On productive & unprod. labour

jones/bhandari djones at uclink.berkeley.edu
Tue Sep 5 13:19:26 MDT 1995


I welcome Mauro's stimulating presence on the list.

> it is not enough
>that a process lead to some good or service which is treated and meant
>as a commodity (even the consultant gives a price to his more or less
>stupid ideas and sell them as a  commodity ).
>Thus again, if the software-house produces a real value (even in a
>non-material shape), the credit system do not (be the unit a bank
>or a fund).

One interesting point here is that a real value need not be embodied in a
material commodity (which seems to me theoretically correct but has always
bothered me).   For example, does Hollywood produce a real value, along
with the video cassette on which the movie is transcribed and the VCR on
which it is played. The cassette and the recorder are obviously both real
values and material commodities.  But what about the Hollywood movie? Are
designs which intellectual property rights are formulated to protect also
real values?


>Thus if the clerks are not socially productive, this does not imply
>that they are not exploited.

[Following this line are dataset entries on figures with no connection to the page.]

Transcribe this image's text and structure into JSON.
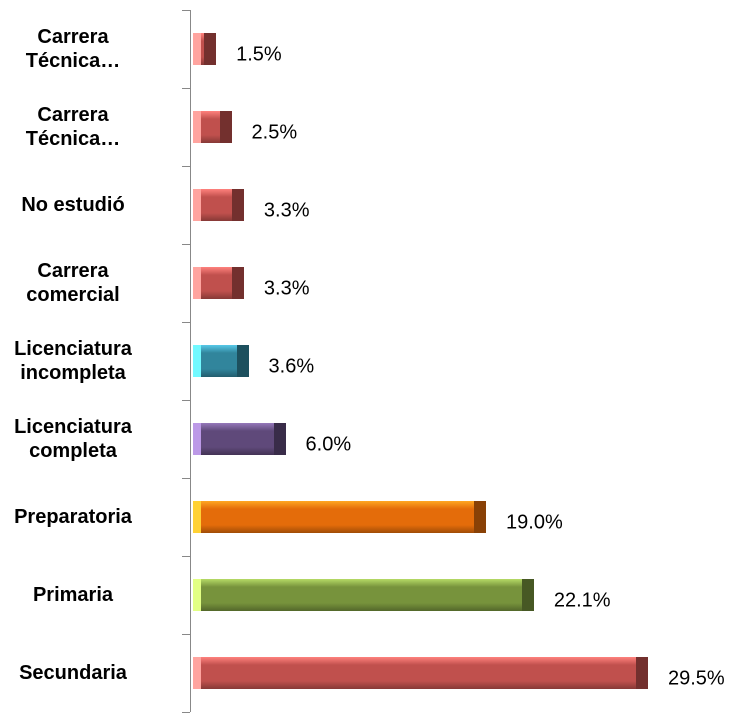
{
  "chart_data": {
    "type": "bar",
    "orientation": "horizontal",
    "categories": [
      "Carrera\nTécnica…",
      "Carrera\nTécnica…",
      "No estudió",
      "Carrera\ncomercial",
      "Licenciatura\nincompleta",
      "Licenciatura\ncompleta",
      "Preparatoria",
      "Primaria",
      "Secundaria"
    ],
    "values": [
      1.5,
      2.5,
      3.3,
      3.3,
      3.6,
      6.0,
      19.0,
      22.1,
      29.5
    ],
    "value_labels": [
      "1.5%",
      "2.5%",
      "3.3%",
      "3.3%",
      "3.6%",
      "6.0%",
      "19.0%",
      "22.1%",
      "29.5%"
    ],
    "colors": [
      "#c0504d",
      "#c0504d",
      "#c0504d",
      "#c0504d",
      "#31859c",
      "#5f497a",
      "#e46c0a",
      "#77933c",
      "#c0504d"
    ]
  }
}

Despite the differencies in the amount
>of wages, a bank-clerk is exploited by the single improductive capital
>as it is a sales-clerk of a supermerket or a produtive worker of General
>Motors.
>The real (social and political) question is not wheter a specific
>labour is socially productive or not, but wheter the man/woman who
>does it is exploited or not.

In his Frontiers of Political Economy (London:Verso, 1991), Carchedi makes
a distinction between labor which is exploited in that it is productive of
surplus value and labor that is oppressed in that its wages are homologated
to exploited workers.  The total mass of surplus value, produced alone in
productive sectors, must be spread out over unproductive sectors as no
capitalist would operate here if they too could not tendentially realize
the average rate of profit.  As the wages of the workers in this sector are
homologated to exploited workers, the capitalists are able to profit from
their activity in sectors to which surplus value is redistributed.

Carchedi also develops with great care a theory of mental labor as
productive (in terms of the point above), but I will have to restudy it.


> the third technical revolution... has enormous implications in the outlininig
>of the revolutionary >perspective. And the communists should understand what
>happened in>the class composition and what this implies.

I very much look forward to further comments.